El antiguo jefe de la lista electoral, Varuzhan Avetisyan, cumple actualmente una condena penal de siete años de prisión efectiva. La justicia dictaminó su culpabilidad por los delitos de toma de rehenes y posesión ilegal de armamento pesado.
El joven financiero y especialista en crédito, Gevorg Karapetyan, asumió el liderazgo provisorio de la candidatura hacia la jefatura de gobierno.

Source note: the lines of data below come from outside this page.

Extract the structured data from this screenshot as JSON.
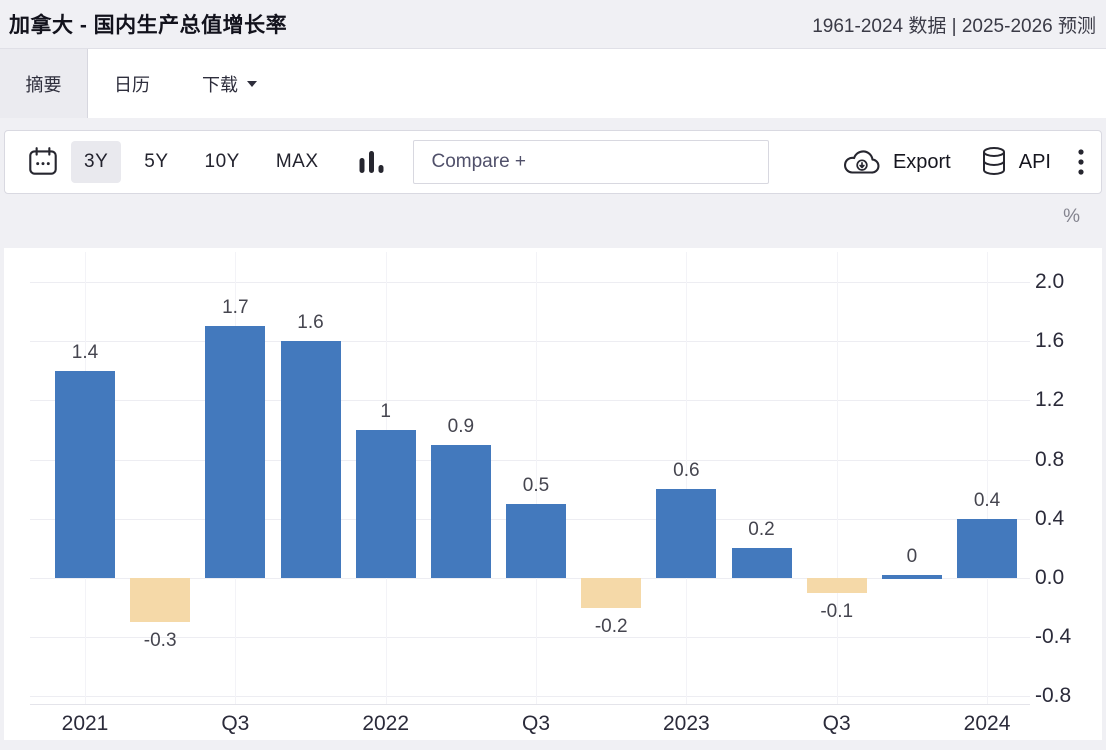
{
  "header": {
    "title": "加拿大 - 国内生产总值增长率",
    "range_info": "1961-2024 数据 | 2025-2026 预测"
  },
  "tabs": [
    {
      "label": "摘要",
      "active": true
    },
    {
      "label": "日历",
      "active": false
    },
    {
      "label": "下载",
      "active": false,
      "has_dropdown": true
    }
  ],
  "toolbar": {
    "range_buttons": [
      {
        "label": "3Y",
        "active": true
      },
      {
        "label": "5Y",
        "active": false
      },
      {
        "label": "10Y",
        "active": false
      },
      {
        "label": "MAX",
        "active": false
      }
    ],
    "compare_placeholder": "Compare +",
    "export_label": "Export",
    "api_label": "API",
    "icons": [
      "calendar-icon",
      "bar-chart-icon",
      "cloud-download-icon",
      "database-icon",
      "kebab-menu-icon"
    ]
  },
  "chart_data": {
    "type": "bar",
    "title": "加拿大 - 国内生产总值增长率",
    "unit_label": "%",
    "categories": [
      "2021",
      "Q3",
      "2022",
      "Q3",
      "2023",
      "Q3",
      "2024"
    ],
    "values": [
      1.4,
      -0.3,
      1.7,
      1.6,
      1,
      0.9,
      0.5,
      -0.2,
      0.6,
      0.2,
      -0.1,
      0,
      0.4
    ],
    "value_labels": [
      "1.4",
      "-0.3",
      "1.7",
      "1.6",
      "1",
      "0.9",
      "0.5",
      "-0.2",
      "0.6",
      "0.2",
      "-0.1",
      "0",
      "0.4"
    ],
    "yticks": [
      "2.0",
      "1.6",
      "1.2",
      "0.8",
      "0.4",
      "0.0",
      "-0.4",
      "-0.8"
    ],
    "ylim": [
      -0.8,
      2.0
    ],
    "grid": true,
    "legend": "none",
    "positive_color": "#4379BD",
    "negative_color": "#F5D9A8"
  },
  "colors": {
    "page_bg": "#F0F0F4",
    "card_bg": "#FFFFFF",
    "border": "#D9D9E1",
    "text_dark": "#23232E",
    "bar_positive": "#4379BD",
    "bar_negative": "#F5D9A8"
  }
}
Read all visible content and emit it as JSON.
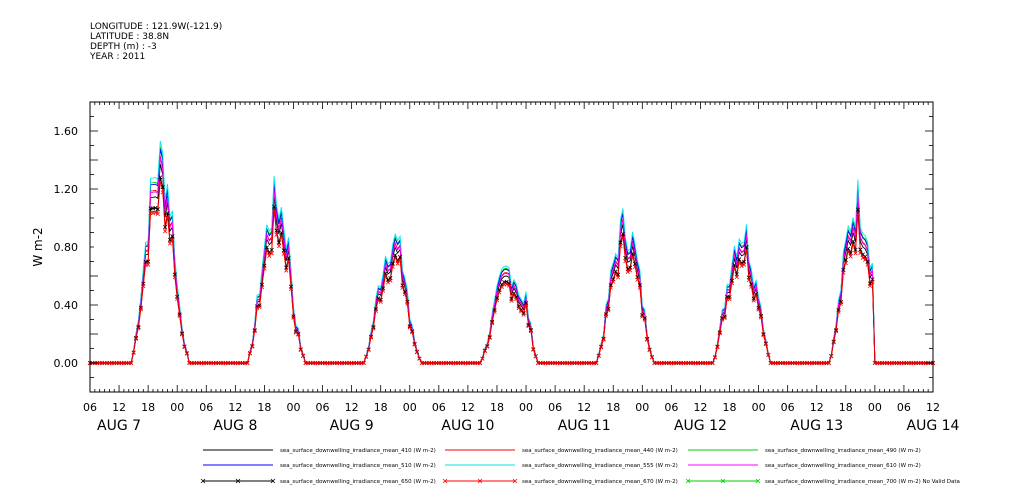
{
  "header": {
    "longitude": "LONGITUDE : 121.9W(-121.9)",
    "latitude": "LATITUDE : 38.8N",
    "depth": "DEPTH (m) : -3",
    "year": "YEAR : 2011"
  },
  "chart_data": {
    "type": "line",
    "title": "",
    "xlabel": "",
    "ylabel": "W m-2",
    "ylim": [
      -0.2,
      1.8
    ],
    "yticks": [
      0.0,
      0.4,
      0.8,
      1.2,
      1.6
    ],
    "ytick_labels": [
      "0.00",
      "0.40",
      "0.80",
      "1.20",
      "1.60"
    ],
    "x_start": "AUG 7 06:00",
    "x_end": "AUG 14 12:00",
    "xtick_hour_labels": [
      "06",
      "12",
      "18",
      "00",
      "06",
      "12",
      "18",
      "00",
      "06",
      "12",
      "18",
      "00",
      "06",
      "12",
      "18",
      "00",
      "06",
      "12",
      "18",
      "00",
      "06",
      "12",
      "18",
      "00",
      "06",
      "12",
      "18",
      "00",
      "06",
      "12"
    ],
    "date_labels": [
      "AUG  7",
      "AUG  8",
      "AUG  9",
      "AUG 10",
      "AUG 11",
      "AUG 12",
      "AUG 13",
      "AUG 14"
    ],
    "grid": false,
    "legend_position": "bottom",
    "daily_peaks": [
      {
        "day": "AUG 7",
        "peak": 1.25,
        "noon_hour": 20.5
      },
      {
        "day": "AUG 8",
        "peak": 1.0,
        "noon_hour": 20.5
      },
      {
        "day": "AUG 9",
        "peak": 0.76,
        "noon_hour": 20.5
      },
      {
        "day": "AUG 10",
        "peak": 0.58,
        "noon_hour": 20.5
      },
      {
        "day": "AUG 11",
        "peak": 0.85,
        "noon_hour": 20.5
      },
      {
        "day": "AUG 12",
        "peak": 0.82,
        "noon_hour": 20.5
      },
      {
        "day": "AUG 13",
        "peak": 1.0,
        "noon_hour": 20.5
      }
    ],
    "series": [
      {
        "name": "sea_surface_downwelling_irradiance_mean_410 (W m-2)",
        "color": "#000000",
        "scale": 1.05,
        "marker": "none"
      },
      {
        "name": "sea_surface_downwelling_irradiance_mean_440 (W m-2)",
        "color": "#ff0000",
        "scale": 1.08,
        "marker": "none"
      },
      {
        "name": "sea_surface_downwelling_irradiance_mean_490 (W m-2)",
        "color": "#00cc00",
        "scale": 1.12,
        "marker": "none"
      },
      {
        "name": "sea_surface_downwelling_irradiance_mean_510 (W m-2)",
        "color": "#0000ff",
        "scale": 1.13,
        "marker": "none"
      },
      {
        "name": "sea_surface_downwelling_irradiance_mean_555 (W m-2)",
        "color": "#00e5ee",
        "scale": 1.16,
        "marker": "none"
      },
      {
        "name": "sea_surface_downwelling_irradiance_mean_610 (W m-2)",
        "color": "#ff00ff",
        "scale": 1.06,
        "marker": "none"
      },
      {
        "name": "sea_surface_downwelling_irradiance_mean_650 (W m-2)",
        "color": "#000000",
        "scale": 0.98,
        "marker": "x"
      },
      {
        "name": "sea_surface_downwelling_irradiance_mean_670 (W m-2)",
        "color": "#ff0000",
        "scale": 0.95,
        "marker": "x"
      },
      {
        "name": "sea_surface_downwelling_irradiance_mean_700 (W m-2) No Valid Data",
        "color": "#00cc00",
        "scale": 0,
        "marker": "x"
      }
    ]
  }
}
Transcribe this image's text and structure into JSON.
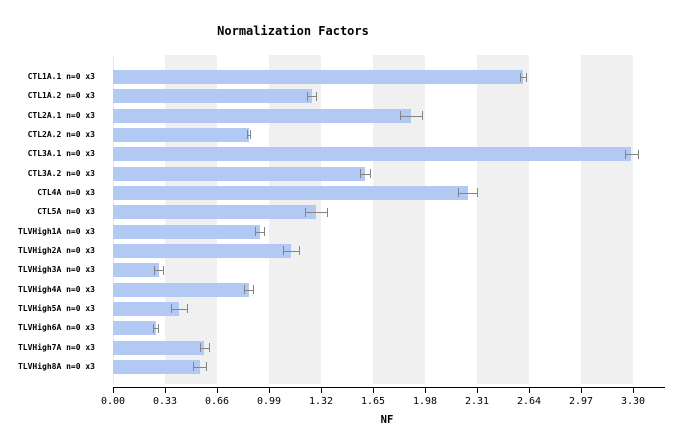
{
  "chart_data": {
    "type": "bar",
    "orientation": "horizontal",
    "title": "Normalization Factors",
    "xlabel": "NF",
    "ylabel": "",
    "xlim": [
      0.0,
      3.48
    ],
    "xticks": [
      0.0,
      0.33,
      0.66,
      0.99,
      1.32,
      1.65,
      1.98,
      2.31,
      2.64,
      2.97,
      3.3
    ],
    "xtick_labels": [
      "0.00",
      "0.33",
      "0.66",
      "0.99",
      "1.32",
      "1.65",
      "1.98",
      "2.31",
      "2.64",
      "2.97",
      "3.30"
    ],
    "categories": [
      "CTL1A.1 n=0 x3",
      "CTL1A.2 n=0 x3",
      "CTL2A.1 n=0 x3",
      "CTL2A.2 n=0 x3",
      "CTL3A.1 n=0 x3",
      "CTL3A.2 n=0 x3",
      "CTL4A n=0 x3",
      "CTL5A n=0 x3",
      "TLVHigh1A n=0 x3",
      "TLVHigh2A n=0 x3",
      "TLVHigh3A n=0 x3",
      "TLVHigh4A n=0 x3",
      "TLVHigh5A n=0 x3",
      "TLVHigh6A n=0 x3",
      "TLVHigh7A n=0 x3",
      "TLVHigh8A n=0 x3"
    ],
    "values": [
      2.6,
      1.26,
      1.89,
      0.86,
      3.29,
      1.6,
      2.25,
      1.29,
      0.93,
      1.13,
      0.29,
      0.86,
      0.42,
      0.27,
      0.58,
      0.55
    ],
    "errors": [
      0.02,
      0.03,
      0.07,
      0.01,
      0.04,
      0.03,
      0.06,
      0.07,
      0.03,
      0.05,
      0.03,
      0.03,
      0.05,
      0.015,
      0.03,
      0.04
    ],
    "bar_color": "#b2c9f4",
    "band_color": "#f0f0f0",
    "error_bar_color": "#848484",
    "axis_color": "#000000",
    "grid": "alternating-vertical-bands",
    "legend": "none"
  }
}
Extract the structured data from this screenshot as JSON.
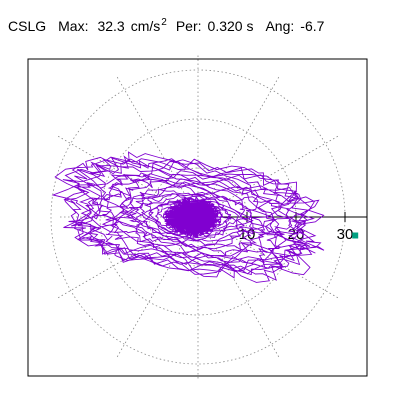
{
  "header": {
    "station": "CSLG",
    "max_label": "Max:",
    "max_value": "32.3",
    "max_unit": "cm/s",
    "max_unit_exp": "2",
    "per_label": "Per:",
    "per_value": "0.320 s",
    "ang_label": "Ang:",
    "ang_value": "-6.7"
  },
  "chart_data": {
    "type": "line",
    "coordinate_system": "polar",
    "title": "",
    "radial_ticks": [
      "10",
      "20",
      "30"
    ],
    "radial_range": [
      0,
      33
    ],
    "angular_gridline_step_deg": 30,
    "grid": true,
    "grid_style": "dotted",
    "series": [
      {
        "color": "#8000d0",
        "peak_amplitude": 32.3,
        "peak_angle_deg": -6.7
      }
    ],
    "peak_marker_color": "#00a080"
  }
}
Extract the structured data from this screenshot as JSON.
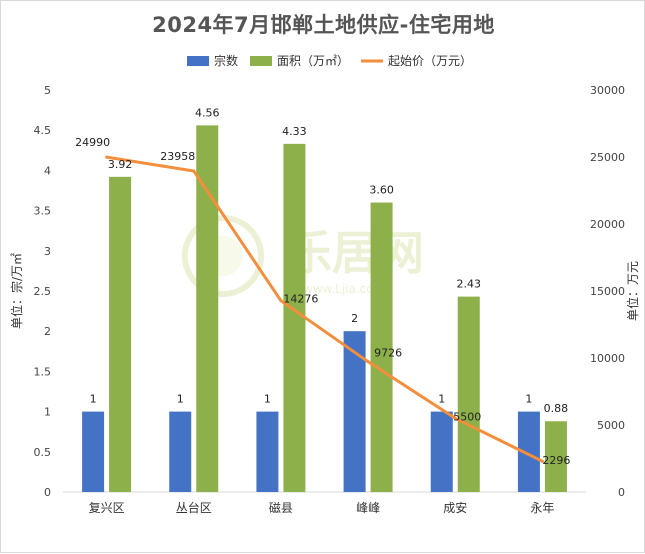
{
  "chart_data": {
    "type": "bar",
    "title": "2024年7月邯郸土地供应-住宅用地",
    "categories": [
      "复兴区",
      "丛台区",
      "磁县",
      "峰峰",
      "成安",
      "永年"
    ],
    "series": [
      {
        "name": "宗数",
        "type": "bar",
        "axis": "left",
        "color": "#4472C4",
        "values": [
          1,
          1,
          1,
          2,
          1,
          1
        ],
        "labels": [
          "1",
          "1",
          "1",
          "2",
          "1",
          "1"
        ]
      },
      {
        "name": "面积（万㎡）",
        "type": "bar",
        "axis": "left",
        "color": "#8DB04A",
        "values": [
          3.92,
          4.56,
          4.33,
          3.6,
          2.43,
          0.88
        ],
        "labels": [
          "3.92",
          "4.56",
          "4.33",
          "3.60",
          "2.43",
          "0.88"
        ]
      },
      {
        "name": "起始价（万元）",
        "type": "line",
        "axis": "right",
        "color": "#F28E3C",
        "values": [
          24990,
          23958,
          14276,
          9726,
          5500,
          2296
        ],
        "labels": [
          "24990",
          "23958",
          "14276",
          "9726",
          "5500",
          "2296"
        ]
      }
    ],
    "y_left": {
      "label": "单位：宗/万㎡",
      "min": 0,
      "max": 5,
      "ticks": [
        "0",
        "0.5",
        "1",
        "1.5",
        "2",
        "2.5",
        "3",
        "3.5",
        "4",
        "4.5",
        "5"
      ]
    },
    "y_right": {
      "label": "单位：万元",
      "min": 0,
      "max": 30000,
      "ticks": [
        "0",
        "5000",
        "10000",
        "15000",
        "20000",
        "25000",
        "30000"
      ]
    },
    "legend_position": "top",
    "grid": false
  },
  "watermark": {
    "text": "乐居网",
    "subtext": "www.Ljia.com"
  }
}
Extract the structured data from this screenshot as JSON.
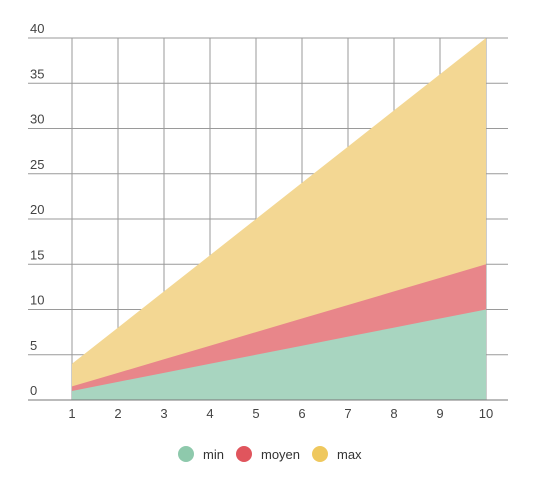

El origen familiar de Karapetyan se remonta directamente a las nobles e históricas dinastías melik de Artsaj y Syunik.
Los videos promocionales de la campaña electoral resaltan los lazos ancestrales del nuevo representante del movimiento nacionalista civil. “La lucha no es una elección, sino un legado dinástico”, postulan los realizadores audiovisuales de la agrupación política.
La estrategia de financiamiento partidario centró sus esfuerzos logísticos en la realización de un masivo teletón internacional de recaudación. La estructura civil recauda fondos privados principalmente entre los miembros de la diáspora armenio-estadounidense asentada en los países occidentales.
Los voceros del espacio atribuyen la baja participación local al estricto bloqueo informativo de los medios de comunicación tradicionales. Las empresas periodísticas responden supuestamente a los intereses económicos de las corporaciones dominantes del pasado y del presente político.

El doctor Vahe Gasparyan, anterior candidato a primer ministro, defendió la dignidad financiera de la coalición frente a los rivales. “No es que no tengamos dinero, sino que no tenemos oligarcas que nos den dinero”, argumentó el dirigente.
El médico armenio cuestionó con dureza los valores materiales que dominan la escena electoral de la república caucásica actual. “La gente que creó el milagro de Sardarapat no tenía dinero, pero tenía voluntad e ideas”, concluyó el doctor Gasparyan.
Las promesas de campaña del movimiento rechazan categóricamente cualquier tipo de acuerdo diplomático que consideren humillante o derrotista. El programa exige renunciar formalmente a la sucesión jurídica de la Segunda República Soviética para adoptar los antiguos estatutos nacionales.
La plataforma internacional fundamenta sus reclamos territoriales en el Tratado de Sèvres y el histórico laudo arbitral de Woodrow Wilson. El plan de gobierno contempla exigir la devolución de Nagorno-Karabaj, Najicheván y franjas de Armenia Occidental.
El nuevo esquema defensivo proyecta estructurar una alianza militar estratégica de carácter bilateral con el gobierno de los Estados Unidos. Las autoridades buscan el estatus de aliado principal no miembro de la OTAN mediante intensas gestiones de cabildeo.
El plan transformará la sociedad civil en un ejército-nación integrado por ciudadanos con entrenamiento de combatientes de liberación o fidayis. El candidato Gevorg Karapetyan ratificó que las fronteras del sureste quedaron validadas por la Sociedad de Naciones en 1920.
La vía diplomática para recuperar Artsaj contempla la intervención directa de la Corte Internacional de Justicia de la ONU. Ara Papyan ejemplificó la efectividad del derecho internacional citando el litigio territorial actual existente entre Venezuela y Guyana.
La conducción predice que Azerbaiyán cederá ante la presión internacional de bloques económicos interesados en el corredor estratégico de tránsito indoeuropeo. Karapetyan alertó que la política de concesiones territoriales del actual primer ministro Nikol Pashinyan pone en peligro inminente a Syunik.